Sarah Palin notably absent from gubernatorial races

Sarah Palin stands ready to stump for Republican gubernatorial candidates, but neither seems to want her help.

Sarah Palin stands ready to stump for Republican gubernatorial candidates, but neither Chris Christie nor Bob McDonnell seems to want her help.

Sarah Palin stands ready to stump for the Republican gubernatorial candidates running in the two most closely-watched campaigns in the country this fall, but neither seems to want her help.

Less than a month before voters go to the polls, it appears increasingly clear that the former Alaska governor, vice-presidential nominee and conservative favorite will not appear on behalf of either New Jersey’s Chris Christie or Virginia’s Bob McDonnell.
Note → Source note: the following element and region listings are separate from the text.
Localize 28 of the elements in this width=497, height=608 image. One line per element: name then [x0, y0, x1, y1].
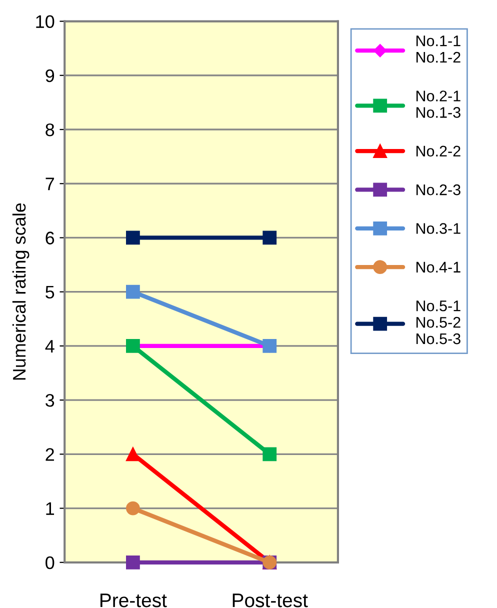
point — [126, 555, 140, 570]
y-tick-label: 9 — [46, 69, 54, 82]
point — [126, 501, 140, 516]
legend-label: No.2-1 No.1-3 — [416, 90, 460, 118]
legend-label: No.4-1 — [416, 262, 460, 273]
x-tick-label: Post-test — [232, 594, 308, 608]
point — [262, 230, 277, 245]
y-tick-label: 5 — [46, 286, 54, 299]
y-tick-label: 6 — [46, 232, 54, 244]
y-axis-title: Numerical rating scale — [12, 203, 30, 380]
point — [126, 284, 140, 299]
legend-label: No.2-2 — [416, 146, 460, 157]
legend-label: No.2-3 — [416, 184, 460, 196]
y-tick-label: 0 — [46, 556, 54, 570]
legend-label: No.3-1 — [416, 223, 460, 234]
point — [262, 447, 277, 462]
y-tick-label: 7 — [46, 178, 54, 190]
y-tick-label: 2 — [46, 448, 54, 461]
y-tick-label: 3 — [46, 394, 54, 407]
legend-label: No.1-1 No.1-2 — [416, 36, 460, 63]
y-tick-label: 8 — [46, 123, 54, 136]
point — [126, 447, 140, 462]
y-tick-label: 1 — [46, 502, 54, 515]
legend-label: No.5-1 No.5-2 No.5-3 — [416, 300, 460, 344]
x-tick-label: Pre-test — [100, 594, 167, 608]
y-tick-label: 10 — [36, 15, 54, 28]
y-tick-label: 4 — [45, 340, 54, 352]
point — [126, 230, 140, 245]
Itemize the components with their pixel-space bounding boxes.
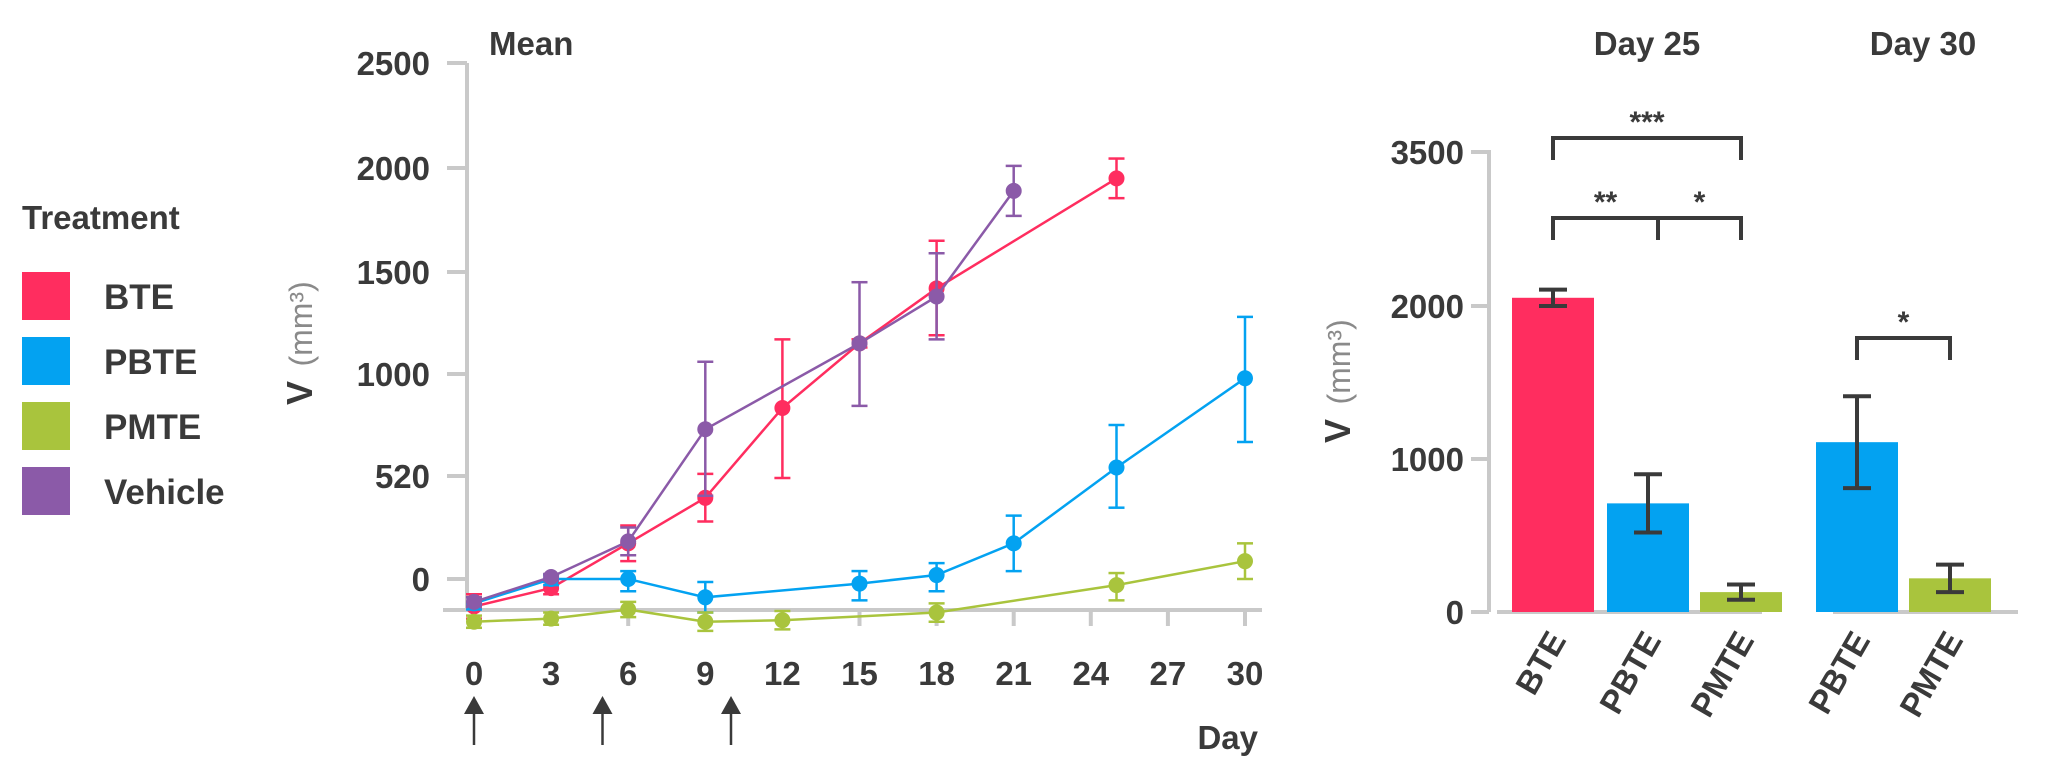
- treatment-arrow: [721, 696, 741, 745]
- x-tick-label: 3: [542, 655, 560, 692]
- data-point-pmte: [543, 610, 560, 627]
- series-line-pmte: [473, 559, 1246, 623]
- series-line-pbte: [473, 377, 1246, 605]
- x-tick-label: 0: [465, 655, 483, 692]
- legend-title: Treatment: [22, 199, 180, 236]
- data-point-pbte: [928, 567, 945, 584]
- data-point-vehicle: [620, 533, 637, 550]
- treatment-arrow: [592, 696, 613, 745]
- significance-bracket: *: [1855, 306, 1952, 360]
- data-point-pmte: [697, 613, 714, 630]
- day30-category-label: PBTE: [1801, 625, 1877, 720]
- svg-text:V (mm³): V (mm³): [1317, 319, 1358, 443]
- data-point-pbte: [1237, 370, 1253, 387]
- legend-swatch-pbte: [22, 337, 70, 385]
- data-point-pmte: [928, 604, 945, 621]
- data-point-pbte: [851, 575, 868, 592]
- significance-label: *: [1898, 306, 1910, 339]
- data-point-pmte: [466, 613, 482, 630]
- y-tick-label: 520: [375, 458, 430, 495]
- bar-y-label-unit: (mm³): [1321, 319, 1357, 404]
- data-point-vehicle: [543, 569, 560, 586]
- data-point-pmte: [1237, 553, 1253, 570]
- significance-bracket: *: [1656, 186, 1743, 240]
- data-point-pbte: [1005, 535, 1022, 552]
- x-tick-label: 24: [1072, 655, 1109, 692]
- legend-label-bte: BTE: [104, 278, 174, 317]
- y-tick-label: 2000: [357, 150, 430, 187]
- legend-label-pbte: PBTE: [104, 343, 197, 382]
- legend-swatch-pmte: [22, 402, 70, 450]
- y-tick-label: 1000: [357, 356, 430, 393]
- x-tick-label: 27: [1150, 655, 1187, 692]
- significance-label: **: [1594, 186, 1618, 219]
- data-point-vehicle: [466, 593, 482, 610]
- series-line-bte: [473, 177, 1118, 608]
- day25-category-label: BTE: [1508, 625, 1573, 701]
- data-point-vehicle: [697, 421, 714, 438]
- significance-bracket: ***: [1551, 106, 1743, 160]
- y-label-unit: (mm³): [283, 281, 319, 366]
- data-point-vehicle: [851, 335, 868, 352]
- day25-bar-pmte: [1700, 592, 1782, 612]
- data-point-pmte: [620, 601, 637, 618]
- significance-label: ***: [1629, 106, 1664, 139]
- bar-y-tick-label: 3500: [1391, 134, 1464, 171]
- significance-bracket: **: [1551, 186, 1660, 240]
- y-tick-label: 0: [412, 561, 430, 598]
- data-point-pbte: [1108, 459, 1125, 476]
- x-axis-label: Day: [1197, 719, 1258, 756]
- x-tick-label: 15: [841, 655, 878, 692]
- series-bte: [466, 157, 1125, 620]
- bar-chart-y-label: V (mm³): [1317, 319, 1358, 443]
- line-chart: Mean V (mm³) 0 520 1000 1500 2000 2500 0 3 6 9 12…: [279, 25, 1263, 756]
- day25-title: Day 25: [1594, 25, 1700, 62]
- day25-category-label: PMTE: [1683, 625, 1761, 723]
- x-tick-label: 12: [764, 655, 801, 692]
- day30-title: Day 30: [1870, 25, 1976, 62]
- data-point-bte: [1108, 170, 1125, 187]
- bar-y-tick-label: 2000: [1391, 288, 1464, 325]
- data-point-bte: [697, 489, 714, 506]
- data-point-vehicle: [1005, 182, 1022, 199]
- day25-bar-bte: [1512, 297, 1594, 612]
- y-tick-label: 2500: [357, 45, 430, 82]
- treatment-arrow: [464, 696, 484, 745]
- day25-category-label: PBTE: [1592, 625, 1668, 720]
- y-tick-label: 1500: [357, 254, 430, 291]
- data-point-bte: [774, 400, 791, 416]
- x-tick-label: 18: [918, 655, 955, 692]
- x-tick-label: 6: [619, 655, 637, 692]
- bar-y-tick-label: 1000: [1391, 441, 1464, 478]
- significance-label: *: [1694, 186, 1706, 219]
- series-vehicle: [466, 164, 1022, 610]
- series-pmte: [466, 542, 1253, 633]
- y-label-v: V: [279, 381, 320, 405]
- x-tick-label: 30: [1227, 655, 1264, 692]
- bar-y-label-v: V: [1317, 419, 1358, 443]
- data-point-pmte: [1108, 577, 1125, 594]
- data-point-pbte: [620, 571, 637, 587]
- legend: Treatment BTE PBTE PMTE Vehicle: [22, 199, 225, 515]
- data-point-pmte: [774, 612, 791, 629]
- data-point-pbte: [697, 589, 714, 606]
- x-tick-label: 21: [995, 655, 1032, 692]
- line-chart-title: Mean: [489, 25, 573, 62]
- legend-swatch-vehicle: [22, 467, 70, 515]
- legend-label-pmte: PMTE: [104, 408, 201, 447]
- data-point-vehicle: [928, 288, 945, 305]
- day30-category-label: PMTE: [1892, 625, 1970, 723]
- bar-y-tick-label: 0: [1446, 594, 1464, 631]
- x-tick-label: 9: [696, 655, 714, 692]
- svg-text:V (mm³): V (mm³): [279, 281, 320, 405]
- legend-label-vehicle: Vehicle: [104, 473, 225, 512]
- legend-swatch-bte: [22, 272, 70, 320]
- bar-chart: Day 25 Day 30 V (mm³) 0 1000 2000 3500 BTE P…: [1317, 25, 2018, 723]
- line-chart-y-label: V (mm³): [279, 281, 320, 405]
Palin is the only one of the most talked-about potential 2012 presidential candidates who has not yet campaigned for either Republican candidate.

Given her loyal following among many in the party’s grassroots, it’s Palin who could surely draw the largest crowd and perhaps raise the most money for the two candidates—her book, “Going Rogue,” is already the number-one bestseller on Amazon, over a month before it’s even released.

“The governor offered her assistance with both races,” said Palin adviser Meg Stapleton. “The ball is in their court.”

Neither GOP campaign wanted to discuss why they didn’t want Palin in the state—to say so would offend the conservative base that both Christie and McDonnell are counting on, not just to vote for them but to also volunteer time in the crucial final weeks of the election.